Looking at this from another slant, however, I can tell stories about how TCG first got their fiber into Bell Central offices, right down to the yellow band of tape that was used as a demarcation point, on the black f-o cable sheath in the manhole outside of 811 10th Avenue in NYCity. That was the test case that proved to be the straw that broke the proverbial camel's back.

The Bells weren't ignoring the CLECs, on the contrary, they spent a lot of time and legal moolah defending against them on every turn for the first ten years of their existence. Which is not to suggest that they've stopped, only that the rules have now changed.

>> And in this age of major shortage of customer care reps and high levels of investments required for customer care systems, they will run over these smaller players.<<

Your point about customer care is of particular interest to me, since I've seen some reversals in thinking from within the same carriers, from one year to the next.

Take T, for example. It was stated by them earlier this year that they would be looking to unload their less-than-desireable (unprofitable) LD customers to a lower grade of service (that's right,VoIP, as in their recent trial markets of Boston, Atlanta and SFO) and forego the hassles of direct contact with them both for billing and service ordering, and very likely for information and repairs as well, by instituting web-based I/O capabilities for these price sensitive users. Prepaid calling, and web based lookups would save T a huge bundle of cash, they said, by reducing back office and postage /mailing operations. Where do they draw the line, though?

Would low-volune residential users be forced to pay a premium to receive adequate customer care if they don't elect to use VoIP and they don't meet some minimum threshold of minutes? And this becomes particularly interesting now that T has residential TCOMA plans... will this strategy go bye bye entirely? So much for strategies du jour.

>>Also, I'll disagree with your statement about the newer players going after new markets. What new markets are you referring to here?<<

Fair enough, many new players don't go after new markets.

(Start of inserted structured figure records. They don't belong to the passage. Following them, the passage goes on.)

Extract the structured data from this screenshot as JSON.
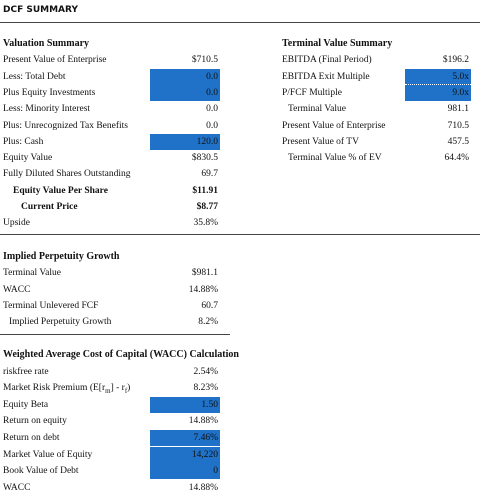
{
  "header": {
    "title": "DCF SUMMARY"
  },
  "valuation_summary": {
    "title": "Valuation Summary",
    "rows": [
      {
        "label": "Present Value of Enterprise",
        "value": "$710.5"
      },
      {
        "label": "Less: Total Debt",
        "value": "0.0"
      },
      {
        "label": "Plus Equity Investments",
        "value": "0.0"
      },
      {
        "label": "Less: Minority Interest",
        "value": "0.0"
      },
      {
        "label": "Plus: Unrecognized Tax Benefits",
        "value": "0.0"
      },
      {
        "label": "Plus: Cash",
        "value": "120.0"
      },
      {
        "label": "Equity Value",
        "value": "$830.5"
      },
      {
        "label": "Fully Diluted Shares Outstanding",
        "value": "69.7"
      },
      {
        "label": "Equity Value Per Share",
        "value": "$11.91"
      },
      {
        "label": "Current Price",
        "value": "$8.77"
      },
      {
        "label": "Upside",
        "value": "35.8%"
      }
    ]
  },
  "terminal_value_summary": {
    "title": "Terminal Value Summary",
    "rows": [
      {
        "label": "EBITDA (Final Period)",
        "value": "$196.2"
      },
      {
        "label": "EBITDA Exit Multiple",
        "value": "5.0x"
      },
      {
        "label": "P/FCF Multiple",
        "value": "9.0x"
      },
      {
        "label": "Terminal Value",
        "value": "981.1"
      },
      {
        "label": "Present Value of Enterprise",
        "value": "710.5"
      },
      {
        "label": "Present Value of TV",
        "value": "457.5"
      },
      {
        "label": "Terminal Value % of EV",
        "value": "64.4%"
      }
    ]
  },
  "implied_perpetuity_growth": {
    "title": "Implied Perpetuity Growth",
    "rows": [
      {
        "label": "Terminal Value",
        "value": "$981.1"
      },
      {
        "label": "WACC",
        "value": "14.88%"
      },
      {
        "label": "Terminal Unlevered FCF",
        "value": "60.7"
      },
      {
        "label": "Implied Perpetuity Growth",
        "value": "8.2%"
      }
    ]
  },
  "wacc": {
    "title": "Weighted Average Cost of Capital (WACC) Calculation",
    "rows": [
      {
        "label": "riskfree rate",
        "value": "2.54%"
      },
      {
        "label": [
          "Market Risk Premium (E[r",
          "m",
          "] - r",
          "f",
          ")"
        ],
        "value": "8.23%"
      },
      {
        "label": "Equity Beta",
        "value": "1.50"
      },
      {
        "label": "Return on equity",
        "value": "14.88%"
      },
      {
        "label": "Return on debt",
        "value": "7.46%"
      },
      {
        "label": "Market Value of Equity",
        "value": "14,220"
      },
      {
        "label": "Book Value of Debt",
        "value": "0"
      },
      {
        "label": "WACC",
        "value": "14.88%"
      }
    ]
  }
}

I'm finding this out increasingly by talking with the owners of CLECs lately. But the latter tend to be of the PSTN genre, retired switch mavens and POTS experts who will not likely ever concede that there is a future in anything beyond the rusty switch. They even pooh pooh ATM.

There are many new players getting into new markets, however. Like the wireless guys with their sky fiber alternatives, their P-MP ATM rollouts, and some of the IP-based SPs who will be offering hybrid voice over the Internet services along with multimedia capabilities.

I found the remainder of your analyses interesting and quite valid. I offered the foregoing as a continuation of the discussion, although I believe that there are no absolutes, and making overly generalized statements can always find a challenge. There is just too much diversity today to make general statements about just about anything.